Goldman Sachs meanwhile have targets for the Pound-Euro exchange rate set at 1.15 for their 'base case' expectation that a deal is reached between the EU and UK but they have a target set at 1.00 for a disorderly "no deal" exit.



"Based on those estimates, the market is currently pricing a 40-45% chance of the "no deal" outcome. We have low confidence on how the debate around the legislation will evolve in the coming days, and those odds could rise further if the attempted Tory rebellion fizzles out. But beyond the very short-term we would see meaningfully lower odds of a "no deal" Brexit than the market appears to be implying,”says Zach Pandl, global co-head of foreign exchange strategy at Goldman Sachs. “For investors willing to look through some near-term volatility, current levels for Sterling longs now look attractive, in our view.”

Asset prices and exchange rates rarely go anywhere in an entirely linear fashion, or straight line, and Prime Minister Boris Johnson still has more than two weeks left on the clock to amend or abandon the offending Internal Market Bill before the point when the EU says it’ll abandon trade talks with the UK. 

This means that even if a now-more-likely 'no deal' Brexit justifies even lower levels for Sterling, the Pound-to-Euro rate might still attempt to stabilise over the coming days, which could be even more the case now that Prime Minister Johnson has alluded to the whole thing being a negotiating tactic. 

Johnson said "Let’s make the EU take their threats off the table. And let’s get this Bill through, back up our negotiators, and protect our country," via Twitter on Saturday, echoing a statement to parliament made on Friday. 

Above: Pound-to-Euro rate at weekly intervals with 200-week moving-average in black.

“Despite its profound fall in the past few days, we expect the pressure on GBP to continue building next week as until-recently complacent investors adjust to the new reality of a heightened no-deal Brexit risk and start/continue building GBP shorts,” says Petr Krpata, CFA and chief EMEA strategist for currencies and bonds at ING. “With EUR/USD likely to remain range-bound (and hence giving limited support to GBP/USD), expect GBP/USD to head towards 1.2500 next week (and EUR/GBP to 0.9500).”

Krpata looks for Sterling to resume declines before the week is out and to head toward 1.0526, at which point the elevated threat of a ‘no deal’ exit will be largely in the price of Sterling, and has told clients that this weeks Bank of England (BoE) interest rate decision should have little bearing on exchange rates.
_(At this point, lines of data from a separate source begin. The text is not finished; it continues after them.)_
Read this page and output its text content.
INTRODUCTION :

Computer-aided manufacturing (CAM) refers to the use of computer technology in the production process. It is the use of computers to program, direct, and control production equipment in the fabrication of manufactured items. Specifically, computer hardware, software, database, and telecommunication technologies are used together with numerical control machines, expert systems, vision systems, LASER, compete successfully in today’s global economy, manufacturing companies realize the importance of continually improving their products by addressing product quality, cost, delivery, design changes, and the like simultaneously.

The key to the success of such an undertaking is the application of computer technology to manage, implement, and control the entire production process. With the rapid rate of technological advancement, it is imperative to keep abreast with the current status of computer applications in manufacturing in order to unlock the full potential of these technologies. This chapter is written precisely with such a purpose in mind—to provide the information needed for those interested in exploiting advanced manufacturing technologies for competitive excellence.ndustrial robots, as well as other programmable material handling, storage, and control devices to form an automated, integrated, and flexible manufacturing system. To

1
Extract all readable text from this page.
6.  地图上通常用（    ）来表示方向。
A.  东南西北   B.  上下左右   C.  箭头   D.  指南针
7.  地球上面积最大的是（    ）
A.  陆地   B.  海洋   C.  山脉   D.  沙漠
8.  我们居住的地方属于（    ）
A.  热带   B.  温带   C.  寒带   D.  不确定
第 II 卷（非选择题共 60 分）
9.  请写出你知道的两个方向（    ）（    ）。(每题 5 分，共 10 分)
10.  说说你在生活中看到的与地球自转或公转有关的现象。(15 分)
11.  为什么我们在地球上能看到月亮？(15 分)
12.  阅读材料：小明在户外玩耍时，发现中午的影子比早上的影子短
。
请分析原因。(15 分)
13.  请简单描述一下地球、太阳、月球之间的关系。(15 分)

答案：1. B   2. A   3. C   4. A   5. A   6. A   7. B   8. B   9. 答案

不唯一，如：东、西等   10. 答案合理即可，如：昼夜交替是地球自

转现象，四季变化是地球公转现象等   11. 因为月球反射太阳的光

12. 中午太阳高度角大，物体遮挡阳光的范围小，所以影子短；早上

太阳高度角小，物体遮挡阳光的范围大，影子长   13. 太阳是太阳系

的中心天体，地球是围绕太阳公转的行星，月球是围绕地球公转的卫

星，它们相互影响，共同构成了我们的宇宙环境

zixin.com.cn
These levels however, would only be available on the interbank market, and the unfortunate reality for retail customers who've a real world need for Euros is that high street banks are already quoting Pound-to-Euro rates as low as 1.05. Specialist international payments firms can help to mitigate the effect of recent and future falls in Sterling

The BoE will announce its latest decision at 12:00 Thursday and consensus is looking for Bank Rate to be left at 0.10% and for the quantitative easing programme target to be left unchanged at £745bn. Many in the market anticipate that the BoE will not act to support the economy again until November, after the next budget. 

“The UK faces a trifecta of risks: a surge in virus infections and tightened social distancing rules, a Brexit without a trade agreement and an imminent rise in unemployment. Third quarter GDP growth will be record breaking, but the recovery going forwards will be limited by these significant uncertainties,” says Stefan Koopman, a senior economist at Rabobank. “We continue to view the balance sheet as the policy instrument of choice, but the slowdown in purchases implies that a further increase in the APF’s ceiling isn’t imminent yet.”